I nodded. I looked at her. I got a warm fuzzy feeling in my chest. She reminded me of someone, but who?

"If you feel like you're about to panic again, close your eyes and take slow deep breaths," she continued, "Okay?"

"Okay," I said.

She smiled at me and gave me a light squeeze on my hand. Then she turned and left the room. But, as promised, she left the door open. I tried hard to remember if I've seen that nurse somewhere before. That is, until it hit me: she reminded me of Mom. I barely knew her, but I could tell she was just as sweet as Mom.

I glanced at the door every few minutes, but she hadn't returned yet. Was she going to come back? I frowned. Of course she was. Why was I being so paranoid about this? I started thinking about Dad again. Bad idea. I had to calm down.

I did as I was told and closed my eyes. I took a couple of deep breaths. I didn't want to think about losing Dad.
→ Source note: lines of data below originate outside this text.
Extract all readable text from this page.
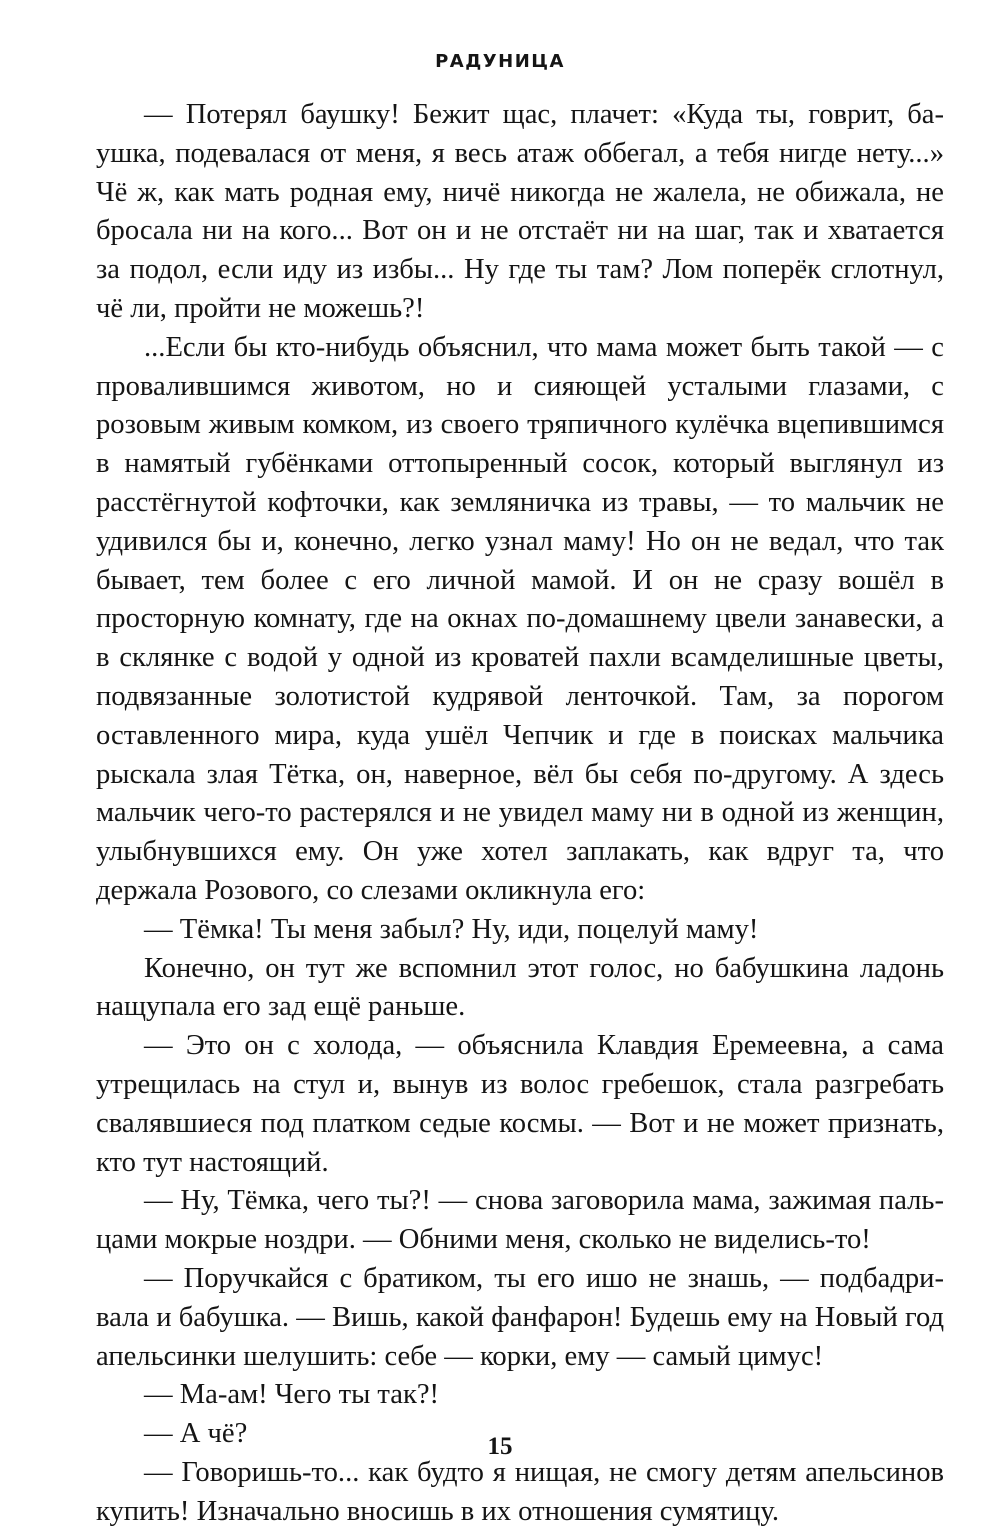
радуница

— Потерял баушку! Бежит щас, плачет: «Куда ты, говрит, баушка, подевалася от меня, я весь атаж оббегал, а тебя нигде нету...» Чё ж, как мать родная ему, ничё никогда не жалела, не обижала, не бросала ни на кого... Вот он и не отстаёт ни на шаг, так и хватается за подол, если иду из избы... Ну где ты там? Лом поперёк сглотнул, чё ли, пройти не можешь?!

...Если бы кто-нибудь объяснил, что мама может быть такой — с провалившимся животом, но и сияющей усталыми глазами, с розовым живым комком, из своего тряпичного кулёчка вцепившимся в намятый губёнками оттопыренный сосок, который выглянул из расстёгнутой кофточки, как земляничка из травы, — то мальчик не удивился бы и, конечно, легко узнал маму! Но он не ведал, что так бывает, тем более с его личной мамой. И он не сразу вошёл в просторную комнату, где на окнах по-домашнему цвели занавески, а в склянке с водой у одной из кроватей пахли всамделишные цветы, подвязанные золотистой кудрявой ленточкой. Там, за порогом оставленного мира, куда ушёл Чепчик и где в поисках мальчика рыскала злая Тётка, он, наверное, вёл бы себя по-другому. А здесь мальчик чего-то растерялся и не увидел маму ни в одной из женщин, улыбнувшихся ему. Он уже хотел заплакать, как вдруг та, что держала Розового, со слезами окликнула его:

— Тёмка! Ты меня забыл? Ну, иди, поцелуй маму!

Конечно, он тут же вспомнил этот голос, но бабушкина ладонь нащупала его зад ещё раньше.

— Это он с холода, — объяснила Клавдия Еремеевна, а сама утрещилась на стул и, вынув из волос гребешок, стала разгребать свалявшиеся под платком седые космы. — Вот и не может признать, кто тут настоящий.

— Ну, Тёмка, чего ты?! — снова заговорила мама, зажимая пальцами мокрые ноздри. — Обними меня, сколько не виделись-то!

— Поручкайся с братиком, ты его ишо не знашь, — подбадривала и бабушка. — Вишь, какой фанфарон! Будешь ему на Новый год апельсинки шелушить: себе — корки, ему — самый цимус!

— Ма-ам! Чего ты так?!

— А чё?

— Говоришь-то... как будто я нищая, не смогу детям апельсинов купить! Изначально вносишь в их отношения сумятицу.

15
Being in the hospital made it hard for me to keep up to date with what was going on. Of course I didn't have a cellphone or anything with me either, so I couldn't call the police station and ask them about the case. I was forced to wait.

A knock at the door made me open my eyes. The nurse was back, smiling at me.

"I got you a glass of cold water," she said walking towards me.

"Thank you," I told her, grabbing hold of the glass.

It felt weird holding something in my hands again. My hands were cuffed for so long that I forgot how that felt. Junsu used to feed me after all. I got that same feeling when the officer gave me coffee yesterday.